The Commerce Department today took the final step to authorizing retaliatory action against imports of biodiesel from Argentina and Indonesia, setting the final rates importers must pay to bring the biofuel into the U.S.
Refiners looking to use product imported from those two countries will now be required to pay cash deposits to do so. The department announced rates of between 60.44 percent and 86.41 percent for Argentine imports and 92.52-276.65 percent for biodiesel from Indonesia. The actual rate depends on the specific foreign producer or exporter supplying the biodiesel.
In a statement, Commerce Secretary Wilbur Ross said the move "allows U.S. producers of biodiesel to receive relief from the market-distorting effects of foreign producers dumping into the domestic markets."
The decision is the final step in a case brought by the National Biodiesel Fair Trade Coalition, a cadre of groups led by the National Biodiesel Board.
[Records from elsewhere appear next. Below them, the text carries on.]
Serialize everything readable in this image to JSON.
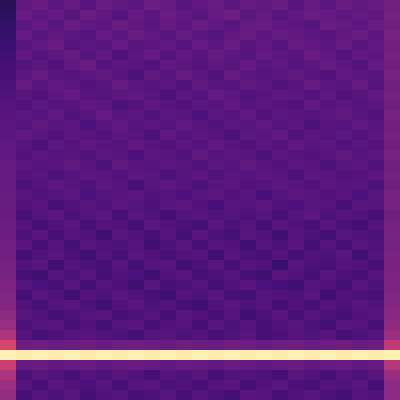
{
  "chart_data": {
    "type": "heatmap",
    "color": "magma",
    "tick_labels": false,
    "zlim": [
      0,
      100
    ],
    "cells": [
      [
        16,
        29,
        31,
        28,
        30,
        27,
        31,
        29,
        28,
        32,
        30,
        27,
        29,
        31,
        28,
        30,
        29,
        31,
        27,
        30,
        28,
        31,
        29,
        30,
        33
      ],
      [
        17,
        31,
        28,
        30,
        27,
        31,
        29,
        26,
        30,
        28,
        31,
        29,
        27,
        30,
        32,
        28,
        30,
        27,
        29,
        31,
        30,
        28,
        30,
        29,
        34
      ],
      [
        18,
        28,
        30,
        27,
        31,
        29,
        28,
        31,
        29,
        27,
        30,
        28,
        31,
        29,
        27,
        30,
        31,
        29,
        28,
        27,
        31,
        30,
        28,
        31,
        33
      ],
      [
        19,
        30,
        27,
        29,
        28,
        26,
        30,
        28,
        31,
        29,
        27,
        30,
        28,
        26,
        29,
        31,
        28,
        30,
        29,
        28,
        27,
        29,
        31,
        28,
        34
      ],
      [
        20,
        27,
        29,
        31,
        26,
        28,
        27,
        30,
        27,
        28,
        29,
        26,
        30,
        28,
        31,
        27,
        29,
        26,
        30,
        29,
        28,
        30,
        27,
        29,
        33
      ],
      [
        21,
        29,
        26,
        28,
        30,
        27,
        29,
        25,
        28,
        30,
        26,
        29,
        27,
        30,
        28,
        26,
        30,
        28,
        27,
        31,
        29,
        26,
        29,
        28,
        34
      ],
      [
        22,
        26,
        28,
        25,
        29,
        31,
        26,
        28,
        27,
        25,
        29,
        28,
        26,
        29,
        27,
        30,
        27,
        29,
        26,
        28,
        30,
        28,
        26,
        30,
        33
      ],
      [
        23,
        28,
        30,
        27,
        26,
        28,
        29,
        27,
        24,
        29,
        27,
        30,
        28,
        25,
        30,
        28,
        26,
        28,
        29,
        27,
        25,
        29,
        28,
        27,
        34
      ],
      [
        24,
        30,
        27,
        29,
        28,
        25,
        27,
        30,
        28,
        26,
        28,
        25,
        29,
        27,
        26,
        29,
        28,
        25,
        27,
        30,
        28,
        27,
        30,
        26,
        33
      ],
      [
        25,
        27,
        25,
        28,
        30,
        27,
        26,
        28,
        29,
        27,
        24,
        28,
        26,
        30,
        28,
        25,
        27,
        29,
        28,
        26,
        29,
        25,
        27,
        29,
        34
      ],
      [
        26,
        25,
        28,
        26,
        27,
        29,
        28,
        24,
        26,
        29,
        27,
        25,
        28,
        27,
        29,
        26,
        28,
        27,
        25,
        29,
        27,
        28,
        26,
        28,
        33
      ],
      [
        27,
        28,
        26,
        29,
        25,
        27,
        30,
        27,
        28,
        25,
        28,
        27,
        24,
        28,
        26,
        29,
        25,
        28,
        27,
        26,
        28,
        29,
        27,
        25,
        34
      ],
      [
        28,
        26,
        29,
        27,
        28,
        24,
        27,
        29,
        26,
        28,
        26,
        29,
        27,
        25,
        28,
        27,
        29,
        26,
        28,
        24,
        27,
        26,
        29,
        27,
        33
      ],
      [
        28,
        29,
        27,
        25,
        28,
        27,
        25,
        28,
        27,
        24,
        29,
        26,
        28,
        27,
        24,
        28,
        27,
        29,
        25,
        28,
        26,
        28,
        25,
        28,
        34
      ],
      [
        29,
        27,
        24,
        28,
        26,
        29,
        27,
        26,
        29,
        27,
        25,
        28,
        26,
        29,
        27,
        25,
        28,
        26,
        29,
        27,
        28,
        25,
        27,
        26,
        33
      ],
      [
        29,
        25,
        28,
        26,
        27,
        25,
        28,
        27,
        24,
        28,
        27,
        25,
        29,
        26,
        28,
        27,
        24,
        28,
        26,
        25,
        27,
        29,
        26,
        28,
        34
      ],
      [
        30,
        28,
        26,
        27,
        29,
        27,
        24,
        29,
        27,
        26,
        28,
        27,
        25,
        28,
        26,
        29,
        27,
        25,
        28,
        27,
        24,
        27,
        28,
        25,
        33
      ],
      [
        30,
        26,
        27,
        24,
        26,
        28,
        27,
        25,
        28,
        27,
        24,
        26,
        28,
        25,
        27,
        26,
        28,
        27,
        24,
        28,
        27,
        25,
        26,
        28,
        34
      ],
      [
        30,
        24,
        26,
        28,
        27,
        25,
        28,
        26,
        23,
        27,
        28,
        26,
        24,
        27,
        28,
        25,
        26,
        28,
        27,
        25,
        28,
        26,
        27,
        24,
        33
      ],
      [
        31,
        27,
        25,
        26,
        28,
        24,
        26,
        27,
        28,
        25,
        26,
        24,
        27,
        28,
        25,
        27,
        23,
        26,
        28,
        27,
        25,
        27,
        24,
        27,
        34
      ],
      [
        31,
        25,
        27,
        23,
        25,
        27,
        25,
        28,
        26,
        24,
        27,
        28,
        25,
        23,
        27,
        26,
        28,
        25,
        24,
        27,
        26,
        23,
        27,
        26,
        34
      ],
      [
        31,
        23,
        26,
        27,
        24,
        26,
        28,
        23,
        27,
        25,
        22,
        26,
        27,
        25,
        26,
        24,
        27,
        23,
        26,
        28,
        24,
        26,
        25,
        23,
        33
      ],
      [
        32,
        26,
        22,
        25,
        27,
        23,
        26,
        25,
        22,
        27,
        25,
        24,
        22,
        27,
        24,
        26,
        22,
        27,
        25,
        23,
        27,
        24,
        22,
        26,
        34
      ],
      [
        32,
        24,
        27,
        23,
        26,
        25,
        21,
        27,
        25,
        23,
        26,
        22,
        27,
        24,
        23,
        27,
        25,
        21,
        26,
        24,
        22,
        27,
        25,
        24,
        35
      ],
      [
        33,
        27,
        23,
        26,
        22,
        27,
        25,
        24,
        26,
        21,
        24,
        27,
        23,
        26,
        25,
        21,
        26,
        24,
        27,
        22,
        26,
        23,
        27,
        25,
        34
      ],
      [
        33,
        22,
        25,
        27,
        24,
        21,
        26,
        23,
        27,
        25,
        23,
        25,
        26,
        21,
        27,
        24,
        23,
        26,
        22,
        25,
        24,
        27,
        21,
        26,
        35
      ],
      [
        34,
        25,
        27,
        21,
        26,
        24,
        23,
        27,
        22,
        26,
        27,
        21,
        24,
        27,
        22,
        26,
        25,
        19,
        27,
        24,
        23,
        26,
        25,
        22,
        35
      ],
      [
        35,
        23,
        21,
        26,
        24,
        27,
        22,
        25,
        24,
        21,
        25,
        27,
        23,
        24,
        26,
        23,
        21,
        27,
        25,
        22,
        27,
        24,
        23,
        26,
        36
      ],
      [
        36,
        26,
        24,
        23,
        27,
        22,
        26,
        24,
        21,
        27,
        23,
        24,
        26,
        22,
        25,
        27,
        24,
        23,
        21,
        26,
        25,
        22,
        27,
        24,
        36
      ],
      [
        37,
        22,
        27,
        25,
        21,
        26,
        24,
        27,
        25,
        23,
        21,
        26,
        24,
        27,
        23,
        22,
        26,
        25,
        24,
        27,
        21,
        25,
        24,
        23,
        37
      ],
      [
        38,
        25,
        23,
        26,
        27,
        24,
        21,
        25,
        27,
        24,
        26,
        23,
        21,
        25,
        27,
        24,
        26,
        22,
        25,
        23,
        26,
        24,
        27,
        25,
        38
      ],
      [
        40,
        27,
        25,
        22,
        24,
        26,
        27,
        23,
        24,
        26,
        22,
        27,
        25,
        23,
        26,
        21,
        24,
        27,
        23,
        26,
        24,
        22,
        25,
        26,
        39
      ],
      [
        43,
        24,
        26,
        27,
        23,
        25,
        22,
        26,
        27,
        23,
        25,
        26,
        22,
        27,
        24,
        26,
        23,
        25,
        27,
        24,
        22,
        27,
        26,
        23,
        41
      ],
      [
        48,
        26,
        22,
        24,
        26,
        27,
        25,
        24,
        22,
        26,
        27,
        24,
        26,
        23,
        25,
        27,
        22,
        24,
        26,
        25,
        27,
        23,
        24,
        26,
        44
      ],
      [
        58,
        32,
        33,
        31,
        32,
        33,
        31,
        32,
        33,
        32,
        31,
        33,
        32,
        31,
        33,
        32,
        31,
        32,
        33,
        31,
        32,
        33,
        31,
        32,
        52
      ],
      [
        97,
        96,
        97,
        96,
        97,
        96,
        97,
        96,
        97,
        96,
        97,
        96,
        97,
        96,
        97,
        96,
        97,
        96,
        97,
        96,
        97,
        96,
        97,
        96,
        97
      ],
      [
        55,
        30,
        31,
        29,
        30,
        31,
        29,
        30,
        31,
        30,
        29,
        31,
        30,
        29,
        31,
        30,
        29,
        30,
        31,
        29,
        30,
        31,
        29,
        30,
        50
      ],
      [
        47,
        24,
        27,
        25,
        23,
        26,
        24,
        27,
        25,
        22,
        26,
        24,
        27,
        23,
        25,
        26,
        24,
        22,
        27,
        25,
        23,
        26,
        24,
        27,
        43
      ],
      [
        44,
        26,
        23,
        27,
        25,
        24,
        27,
        22,
        26,
        27,
        24,
        25,
        23,
        26,
        27,
        22,
        25,
        27,
        24,
        23,
        26,
        25,
        27,
        22,
        41
      ],
      [
        42,
        23,
        26,
        24,
        27,
        22,
        25,
        26,
        23,
        24,
        27,
        23,
        26,
        24,
        22,
        27,
        26,
        23,
        25,
        27,
        24,
        22,
        26,
        25,
        40
      ]
    ]
  }
}
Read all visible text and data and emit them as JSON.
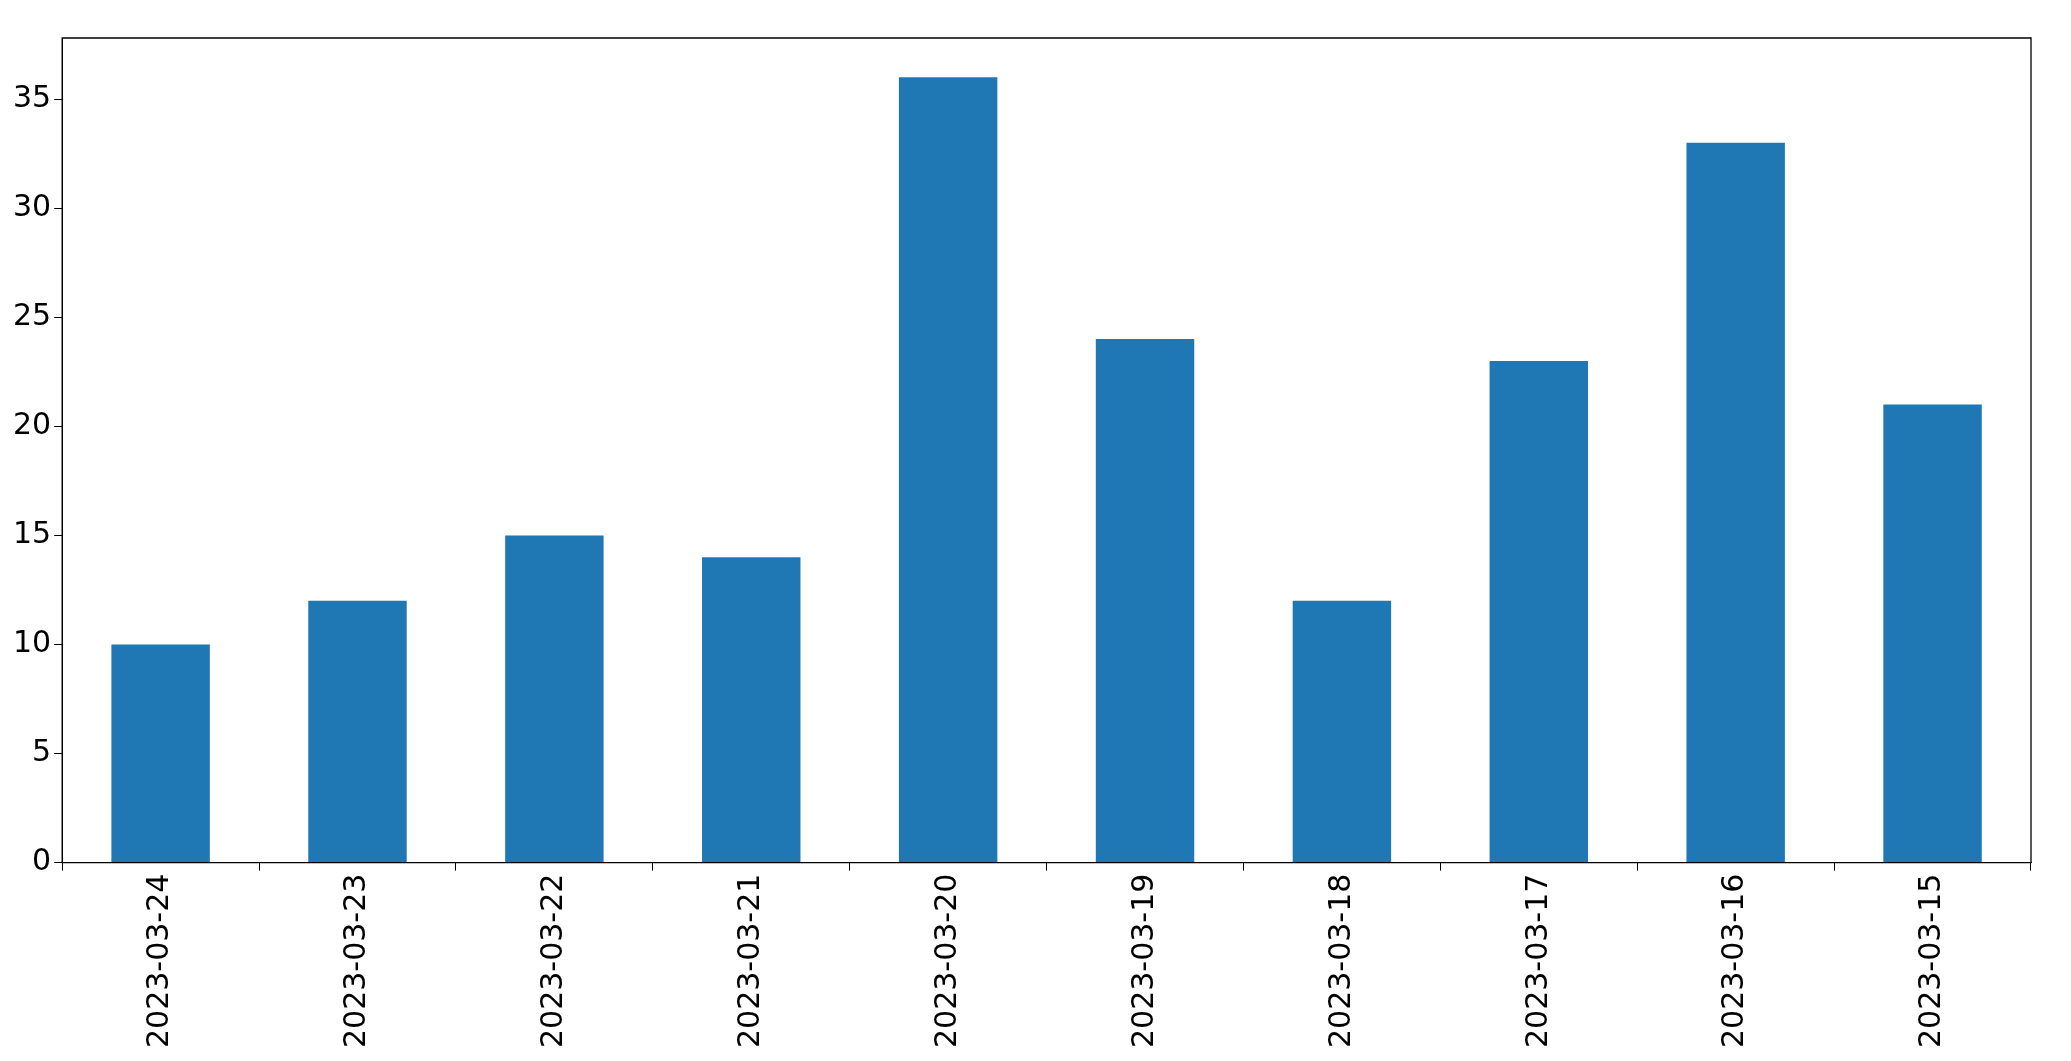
{
  "chart_data": {
    "type": "bar",
    "categories": [
      "2023-03-24",
      "2023-03-23",
      "2023-03-22",
      "2023-03-21",
      "2023-03-20",
      "2023-03-19",
      "2023-03-18",
      "2023-03-17",
      "2023-03-16",
      "2023-03-15"
    ],
    "values": [
      10,
      12,
      15,
      14,
      36,
      24,
      12,
      23,
      33,
      21
    ],
    "color": "#1f77b4",
    "ylim": [
      0,
      37.8
    ],
    "yticks": [
      0,
      5,
      10,
      15,
      20,
      25,
      30,
      35
    ],
    "grid": false,
    "legend": false
  }
}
In a statement, Kurt Kovarik, NBB’s vice president of federal affairs, said the decision “provides room for the domestic biodiesel industry to flourish and produce more volumes” of the biofuel.
“The biodiesel industry already deals with policy uncertainties, such as lapsing tax credits and annual unpredictability with the Renewable Fuel Standard, so we appreciate seeing illegally dumped imports remedied,” he added.
Under the ruling, the department will direct the deposits to be collected after the final determination of rates is published in the Federal Register next week. This move comes after earlier determinations that imports from Argentina and Indonesia were unfairly subsidized, which Commerce announced in November.
NBB and other groups originally brought the case after what they saw as "a flood of subsidized and dumped imports" from the two countries. They contended that market share was lost for U.S. producers and prices of the biofuel were depressed as a result of imports from Argentina and Indonesia jumping 464 percent between 2014 and 2016. U.S. biodiesel stakeholders allege the imports caused their domestic market share to drop 18.3 percentage points.